Falcon floats above him in the sky. “You made the desert angry when you stole her blanket! You have to give it back.”

Well, the coyote doesn't want to hear this, so he starts trying to climb up the cliff wall. He scrambles up a little way, and then the rock is too slick and too steep and he falls back to the bottom of the little canyon. “Help me, Falcon!” he calls again.

“You have to give back the desert's blanket,” the falcon calls from the sky.

Finally it is getting pretty late and the coyote has missed his lunch and his dinner and he is getting hungry.
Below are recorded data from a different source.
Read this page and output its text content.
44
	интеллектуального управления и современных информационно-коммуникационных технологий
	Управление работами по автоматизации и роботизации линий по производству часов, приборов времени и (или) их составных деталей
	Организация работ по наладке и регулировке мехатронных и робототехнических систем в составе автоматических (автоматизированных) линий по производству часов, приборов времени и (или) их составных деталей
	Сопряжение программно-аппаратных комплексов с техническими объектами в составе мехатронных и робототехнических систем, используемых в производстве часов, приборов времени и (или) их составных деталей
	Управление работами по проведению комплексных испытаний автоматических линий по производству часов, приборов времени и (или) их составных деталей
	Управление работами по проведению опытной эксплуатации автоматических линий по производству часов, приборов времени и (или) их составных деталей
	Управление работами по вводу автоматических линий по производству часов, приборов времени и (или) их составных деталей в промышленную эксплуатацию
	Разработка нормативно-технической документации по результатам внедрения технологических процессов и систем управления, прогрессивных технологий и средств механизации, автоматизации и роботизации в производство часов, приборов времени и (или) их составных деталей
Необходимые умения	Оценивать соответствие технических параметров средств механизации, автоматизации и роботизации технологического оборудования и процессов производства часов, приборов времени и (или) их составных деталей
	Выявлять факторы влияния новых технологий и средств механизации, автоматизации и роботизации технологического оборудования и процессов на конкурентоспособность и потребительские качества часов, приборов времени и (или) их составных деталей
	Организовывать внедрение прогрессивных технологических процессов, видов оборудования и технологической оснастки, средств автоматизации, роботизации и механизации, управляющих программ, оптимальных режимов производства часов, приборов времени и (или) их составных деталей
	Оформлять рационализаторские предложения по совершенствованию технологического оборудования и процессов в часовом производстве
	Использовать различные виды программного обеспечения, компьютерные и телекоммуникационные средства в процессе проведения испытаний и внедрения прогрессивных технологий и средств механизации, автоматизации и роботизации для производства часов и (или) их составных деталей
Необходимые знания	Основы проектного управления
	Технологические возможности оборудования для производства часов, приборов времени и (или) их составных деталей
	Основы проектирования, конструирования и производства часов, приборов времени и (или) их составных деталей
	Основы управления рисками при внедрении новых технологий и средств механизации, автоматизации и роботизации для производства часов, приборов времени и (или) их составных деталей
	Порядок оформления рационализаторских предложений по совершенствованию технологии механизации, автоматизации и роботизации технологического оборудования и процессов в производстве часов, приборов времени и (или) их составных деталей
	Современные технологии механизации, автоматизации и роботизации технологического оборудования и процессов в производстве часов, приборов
The sky gets dark and it starts to get cold. Coyote's stomach is grumbling, and he wants to go to his den under the big cottonwood down by the river, where he has piled up some soft leaves and he has some old bones that might still have marrow inside. But he doesn't want to give back the blanket, especially because now it is pretty cold down there in that slot canyon. “I'll wait until morning,” he says, “and then, when the sun starts to heat up the rocks, I'll give the blanket back. l just have to make it through the night without a meal.”

But Falcon remembers how many times Coyote helped him out, and so Falcon goes and gets a mouse and he drops it in front of Coyote. So the old coyote has a little something in his stomach to get him through the night.

In the morning, the sun starts to warm the canyon walls, and the blankets begin to glow with color. Coyote unties the knot where he has fastened the blanket around his shoulders, and he holds it up. “I'll give the blanket back,” he yells into the canyon, “if you'll move this rock so I can go home.” His voice echoes in the canyon and pretty soon a rumbling sound starts, and the big stone slides back and the way is open.

But that old coyote just holds on to the blanket by its edges and out of the canyon he runs. And the rocks start crashing down from the canyon walls, and small stones rain down on him, but he just keeps on running. He's not going to let go of that blanket.

So now you might be walking sometime in the desert and find a pile of rocks in the canyon, or even maybe the rocks are still falling and they almost fall on you, because the desert is
still mad about someone taking her blanket. And maybe sometime you see a coyote, but he is never sitting still, he is always loping along. The coyote is still running because he knows the desert is angry, but he never did give that blanket back.